Mumbai: Initial public offers are selling like hot cakes despite the recent turbulence on the bourses, but have become more of a short-term opportunity with 60% of the issuers seeing a sell-off by a large number of small investors within days of listing.
An analysis of all IPOs in the past year shows that 43 companies saw a fall in the number of shares held by small individual shareholders. This is based on the pre-listing and the mandatory quarter-end shareholding data disclosed by issuers.
As many as 76 companies came out with IPOs since August last year and both pre-listing and quarter-end shareholding pattern is available for 71 of them.
According to market observers, short-term investors tend to sell their shares mostly on the first day — evident from the huge trading volumes recorded by the stocks on their first day on the bourses. One reason the smal guy sells on listing is that he isn’t sure the momentum generated by the IPO will continue, said a broker.
Brokerage firm Motilal Oswal Financial Services Ltd’s chairman and managing director Motilal Oswal told PTI: “It is true a number of investors have started behaving like passengers when investing in IPOs. They tend to put money in a public issue, book profit from the listing gains and then invest in another IPO,” he said.

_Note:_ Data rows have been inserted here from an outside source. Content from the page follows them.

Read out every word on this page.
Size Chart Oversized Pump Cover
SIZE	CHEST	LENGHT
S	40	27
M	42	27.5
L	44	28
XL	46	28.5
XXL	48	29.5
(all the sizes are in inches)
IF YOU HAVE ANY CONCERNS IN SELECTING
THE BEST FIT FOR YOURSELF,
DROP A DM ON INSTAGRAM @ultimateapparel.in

Incidentally, Motilal Oswal’s issue closed on 23 August with an over-subscription of more than 27 times.
According to data with stock exchanges, Development Credit Bank, Global Broadcast Network, Idea Cellular, Indian Bank, Lanco Infratech, Raj Television, Power Finance Corp, Sobha Developers and Tech Mahindra were among companies that saw a decline in their small individual shareholdings.
Besides, Info Edge India, which owns job portal Naukri.com, Hanung Toys, fashion goods firm House of Pearl, Mudra Lifestyle, Nissan Copper, AMD Metplast, Atlanta, Accel Frontline and Action Construction also recorded a decline.
Small retail investors are those who hold shares worth up to Rs1 lakh in a company.
Post-listing sales come amid an average 23% gain posted on debut trade, followed by an upward rally when investors who aren’t allotted any shares rush to buy them.
Based on the first-day gains recorded by each stock, an investor would have netted a gain of Rs3.8 lakh on a portfolio of 100 shares of all issuers in the past one year.
Most of the companies that saw a sell-off by small shareholders psoted huge first-day gains over their issue prices, while some of those who ended with a discount also recorded sale of shares by them.
Shares of Fiem Industries, House of Pearl, Raj TV and Gremach Infra closed below their issue prices in the debut trade, but small investors seem to have pared their exposure in the following days after booking some gains.
Vishal Retail is the only company that saw no change in the net holding of small shareholders, although the stock had recorded a gain of 178% in its debut trade.
A total 28 companies — including Akruti Nirman, Cairn India, FirstSource Solutions, GMR Infra, Mindtree Consultancy, Pyramid Saimira, Fortis Healthcare and ICRA — saw their base of small shareholders increasing after listing.